Outlook for Hong Kong Stocks: What’s Driving the Market Now?
The Hong Kong market is currently trading on three core themes:
- Valuation recovery driven by improved global liquidity
- The AI revolution prompting a revaluation of tech companies
- Capital returning to China’s core assets due to their long-term competitiveness
For investors, while market volatility may persist, Hong Kong stocks are regaining global capital attention from both an industry trend and asset allocation perspective. As platforms like Gate continue to expand their traditional financial asset offerings, the barriers to participating in the Hong Kong market are falling. Whether you’re interested in riding the AI wave, investing in tech growth stocks, or seeking high-dividend assets, Hong Kong stocks are becoming an essential part of global asset allocation.
FAQs
What are the main drivers behind the current rise in Hong Kong stocks?

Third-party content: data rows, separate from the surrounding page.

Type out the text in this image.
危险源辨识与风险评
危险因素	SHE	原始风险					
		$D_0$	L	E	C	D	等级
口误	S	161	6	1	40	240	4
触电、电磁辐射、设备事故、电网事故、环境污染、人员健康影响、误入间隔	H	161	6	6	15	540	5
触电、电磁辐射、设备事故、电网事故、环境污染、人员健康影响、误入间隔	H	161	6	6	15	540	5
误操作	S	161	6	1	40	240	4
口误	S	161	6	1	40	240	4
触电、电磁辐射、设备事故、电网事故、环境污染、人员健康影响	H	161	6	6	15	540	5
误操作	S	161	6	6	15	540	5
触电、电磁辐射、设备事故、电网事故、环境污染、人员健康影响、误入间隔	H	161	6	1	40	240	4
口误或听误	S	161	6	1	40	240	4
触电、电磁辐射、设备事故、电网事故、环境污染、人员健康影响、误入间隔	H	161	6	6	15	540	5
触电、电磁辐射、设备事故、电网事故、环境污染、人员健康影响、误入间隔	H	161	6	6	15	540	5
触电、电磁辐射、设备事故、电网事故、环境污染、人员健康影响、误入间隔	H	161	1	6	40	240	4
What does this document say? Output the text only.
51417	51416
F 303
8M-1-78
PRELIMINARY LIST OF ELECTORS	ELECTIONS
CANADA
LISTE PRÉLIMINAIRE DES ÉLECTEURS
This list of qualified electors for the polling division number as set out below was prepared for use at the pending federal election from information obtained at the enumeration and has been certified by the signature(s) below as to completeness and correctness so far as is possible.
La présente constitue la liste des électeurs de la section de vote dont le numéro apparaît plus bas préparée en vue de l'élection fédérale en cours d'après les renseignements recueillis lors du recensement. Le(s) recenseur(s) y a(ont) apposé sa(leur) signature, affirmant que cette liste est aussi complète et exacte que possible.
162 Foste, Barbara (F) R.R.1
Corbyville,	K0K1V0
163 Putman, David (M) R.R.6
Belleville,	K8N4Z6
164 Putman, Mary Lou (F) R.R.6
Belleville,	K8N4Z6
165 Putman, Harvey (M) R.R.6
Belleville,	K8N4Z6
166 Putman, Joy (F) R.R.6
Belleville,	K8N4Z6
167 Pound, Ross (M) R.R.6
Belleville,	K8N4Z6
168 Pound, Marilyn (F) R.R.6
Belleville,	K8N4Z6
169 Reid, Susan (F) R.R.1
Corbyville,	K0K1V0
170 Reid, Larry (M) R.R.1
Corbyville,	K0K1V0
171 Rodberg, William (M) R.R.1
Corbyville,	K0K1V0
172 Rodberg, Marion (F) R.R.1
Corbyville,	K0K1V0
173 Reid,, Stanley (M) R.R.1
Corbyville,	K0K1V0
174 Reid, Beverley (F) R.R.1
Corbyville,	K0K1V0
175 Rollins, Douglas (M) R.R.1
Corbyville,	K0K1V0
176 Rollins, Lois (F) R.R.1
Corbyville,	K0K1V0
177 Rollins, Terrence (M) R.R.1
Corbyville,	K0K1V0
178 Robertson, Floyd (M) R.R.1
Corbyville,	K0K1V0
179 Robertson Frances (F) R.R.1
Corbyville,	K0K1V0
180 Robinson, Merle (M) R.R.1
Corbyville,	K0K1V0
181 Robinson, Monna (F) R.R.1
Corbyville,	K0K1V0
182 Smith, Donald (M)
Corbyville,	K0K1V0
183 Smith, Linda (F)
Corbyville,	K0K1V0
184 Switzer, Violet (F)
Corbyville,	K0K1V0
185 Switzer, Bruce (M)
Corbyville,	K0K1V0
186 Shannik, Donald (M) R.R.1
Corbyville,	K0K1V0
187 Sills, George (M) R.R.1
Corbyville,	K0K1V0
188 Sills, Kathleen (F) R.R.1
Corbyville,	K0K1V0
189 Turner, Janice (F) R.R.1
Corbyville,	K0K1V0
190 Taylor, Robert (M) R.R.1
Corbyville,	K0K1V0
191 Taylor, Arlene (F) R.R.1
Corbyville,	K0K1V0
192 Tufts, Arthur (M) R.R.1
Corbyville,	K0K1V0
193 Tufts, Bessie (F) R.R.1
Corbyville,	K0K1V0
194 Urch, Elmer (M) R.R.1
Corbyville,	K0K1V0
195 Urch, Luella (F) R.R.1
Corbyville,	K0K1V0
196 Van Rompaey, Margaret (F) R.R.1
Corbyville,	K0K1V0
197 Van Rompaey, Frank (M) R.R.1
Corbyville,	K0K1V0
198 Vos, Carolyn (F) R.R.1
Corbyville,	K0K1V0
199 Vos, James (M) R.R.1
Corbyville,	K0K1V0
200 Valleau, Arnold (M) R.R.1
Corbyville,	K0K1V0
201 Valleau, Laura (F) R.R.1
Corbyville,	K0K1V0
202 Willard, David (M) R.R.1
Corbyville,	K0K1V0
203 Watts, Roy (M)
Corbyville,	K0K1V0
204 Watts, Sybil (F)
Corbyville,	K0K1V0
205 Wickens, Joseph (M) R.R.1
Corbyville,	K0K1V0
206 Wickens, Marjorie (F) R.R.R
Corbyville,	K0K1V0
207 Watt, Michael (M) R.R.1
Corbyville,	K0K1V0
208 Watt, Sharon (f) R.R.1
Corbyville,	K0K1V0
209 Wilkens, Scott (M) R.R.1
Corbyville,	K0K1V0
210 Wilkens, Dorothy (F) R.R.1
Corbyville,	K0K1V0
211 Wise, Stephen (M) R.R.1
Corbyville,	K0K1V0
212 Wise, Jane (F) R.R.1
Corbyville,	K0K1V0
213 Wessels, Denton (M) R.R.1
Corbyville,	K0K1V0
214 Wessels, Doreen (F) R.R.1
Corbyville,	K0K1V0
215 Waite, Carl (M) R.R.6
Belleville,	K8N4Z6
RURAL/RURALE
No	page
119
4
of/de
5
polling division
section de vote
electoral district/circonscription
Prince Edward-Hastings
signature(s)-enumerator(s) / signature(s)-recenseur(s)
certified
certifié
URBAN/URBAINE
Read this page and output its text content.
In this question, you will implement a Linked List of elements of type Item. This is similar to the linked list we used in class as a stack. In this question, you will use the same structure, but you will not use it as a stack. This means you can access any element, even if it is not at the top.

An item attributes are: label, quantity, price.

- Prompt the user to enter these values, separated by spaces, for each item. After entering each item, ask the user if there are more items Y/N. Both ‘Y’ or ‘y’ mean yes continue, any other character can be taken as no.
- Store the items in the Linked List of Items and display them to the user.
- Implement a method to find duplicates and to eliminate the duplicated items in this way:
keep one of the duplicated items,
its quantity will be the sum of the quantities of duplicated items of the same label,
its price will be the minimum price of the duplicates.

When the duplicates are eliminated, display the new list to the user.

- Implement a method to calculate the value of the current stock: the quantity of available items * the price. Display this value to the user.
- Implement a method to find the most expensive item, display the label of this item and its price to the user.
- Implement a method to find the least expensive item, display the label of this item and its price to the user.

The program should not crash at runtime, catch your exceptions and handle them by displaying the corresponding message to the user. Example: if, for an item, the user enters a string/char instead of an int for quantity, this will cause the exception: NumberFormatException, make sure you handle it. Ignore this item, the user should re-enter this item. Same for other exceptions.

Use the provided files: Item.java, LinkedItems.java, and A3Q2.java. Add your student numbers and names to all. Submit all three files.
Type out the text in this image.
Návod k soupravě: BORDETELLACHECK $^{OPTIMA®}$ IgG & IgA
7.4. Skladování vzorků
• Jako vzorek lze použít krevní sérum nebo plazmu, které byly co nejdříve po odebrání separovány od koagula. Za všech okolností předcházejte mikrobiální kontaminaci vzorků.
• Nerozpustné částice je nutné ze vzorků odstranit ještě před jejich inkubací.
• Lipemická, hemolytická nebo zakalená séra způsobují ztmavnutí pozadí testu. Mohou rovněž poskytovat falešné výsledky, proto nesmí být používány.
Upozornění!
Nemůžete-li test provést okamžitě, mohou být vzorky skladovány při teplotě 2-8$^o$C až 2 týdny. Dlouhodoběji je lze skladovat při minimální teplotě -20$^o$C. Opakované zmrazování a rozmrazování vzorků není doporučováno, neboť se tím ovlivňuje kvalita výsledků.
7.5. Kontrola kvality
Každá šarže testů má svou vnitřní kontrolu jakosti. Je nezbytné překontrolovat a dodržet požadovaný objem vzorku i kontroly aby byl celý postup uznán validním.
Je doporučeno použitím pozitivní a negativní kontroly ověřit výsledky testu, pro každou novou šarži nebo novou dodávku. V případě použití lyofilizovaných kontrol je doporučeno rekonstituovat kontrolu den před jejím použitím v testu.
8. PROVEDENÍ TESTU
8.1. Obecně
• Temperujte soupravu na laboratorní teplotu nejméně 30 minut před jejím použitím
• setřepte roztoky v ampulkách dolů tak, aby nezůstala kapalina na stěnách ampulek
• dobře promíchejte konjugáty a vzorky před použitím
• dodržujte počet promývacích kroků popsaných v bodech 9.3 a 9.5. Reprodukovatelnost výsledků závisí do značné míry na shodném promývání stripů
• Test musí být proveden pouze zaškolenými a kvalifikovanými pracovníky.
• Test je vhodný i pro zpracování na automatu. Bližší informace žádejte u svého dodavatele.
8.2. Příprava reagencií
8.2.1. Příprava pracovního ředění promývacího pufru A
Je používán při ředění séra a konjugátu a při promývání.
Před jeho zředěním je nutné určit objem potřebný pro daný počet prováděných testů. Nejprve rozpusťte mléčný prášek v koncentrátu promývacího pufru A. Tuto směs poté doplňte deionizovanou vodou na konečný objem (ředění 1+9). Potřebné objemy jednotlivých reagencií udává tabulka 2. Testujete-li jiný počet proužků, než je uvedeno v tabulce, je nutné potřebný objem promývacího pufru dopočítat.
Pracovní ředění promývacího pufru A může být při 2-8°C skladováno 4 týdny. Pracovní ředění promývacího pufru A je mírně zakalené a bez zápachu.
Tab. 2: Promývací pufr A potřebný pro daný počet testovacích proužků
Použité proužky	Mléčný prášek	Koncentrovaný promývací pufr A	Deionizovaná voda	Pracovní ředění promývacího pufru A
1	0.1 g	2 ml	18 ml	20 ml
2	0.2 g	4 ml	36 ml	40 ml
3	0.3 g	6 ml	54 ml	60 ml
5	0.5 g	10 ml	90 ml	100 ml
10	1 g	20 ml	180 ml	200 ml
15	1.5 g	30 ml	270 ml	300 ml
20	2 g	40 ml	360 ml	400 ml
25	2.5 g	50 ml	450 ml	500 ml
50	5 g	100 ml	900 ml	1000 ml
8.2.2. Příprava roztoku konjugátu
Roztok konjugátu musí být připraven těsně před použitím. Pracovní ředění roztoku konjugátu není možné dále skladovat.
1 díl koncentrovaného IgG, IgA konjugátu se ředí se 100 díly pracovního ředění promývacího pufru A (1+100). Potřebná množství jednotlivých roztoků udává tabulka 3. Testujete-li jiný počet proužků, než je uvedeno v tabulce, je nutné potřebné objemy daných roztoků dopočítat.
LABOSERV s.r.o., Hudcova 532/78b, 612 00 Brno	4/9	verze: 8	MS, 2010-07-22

The main factors include the rising heat of the AI industry, tech stock valuation recovery, sustained southbound capital inflows, and growing expectations for global interest rate cuts.
Which sectors in the Hong Kong market are currently attracting the most attention?
AI, semiconductors, internet platforms, new energy vehicles, and high-dividend financial sectors are the top areas of focus right now.
Which stocks are supported by Gate’s Hong Kong stock trading service?
The initial launch covers over 1,000 Hong Kong stocks, including major listed companies such as Tencent Holdings, HSBC Holdings, CATL, Xiaomi, Meituan, and China Mobile.
How does Gate’s Hong Kong stock trading differ from traditional Hong Kong brokers?
Users do not need to open a separate Hong Kong brokerage account or convert to Hong Kong dollars. You can invest in Hong Kong stocks directly using USDT, and manage both Hong Kong and US stocks within a unified account system.
Are there still investment opportunities in Hong Kong stocks going forward?
Based on current valuations, industry upgrades, and capital flows, Hong Kong stocks still offer long-term allocation value. However, investors should pay attention to sector trends and market volatility, and allocate assets prudently.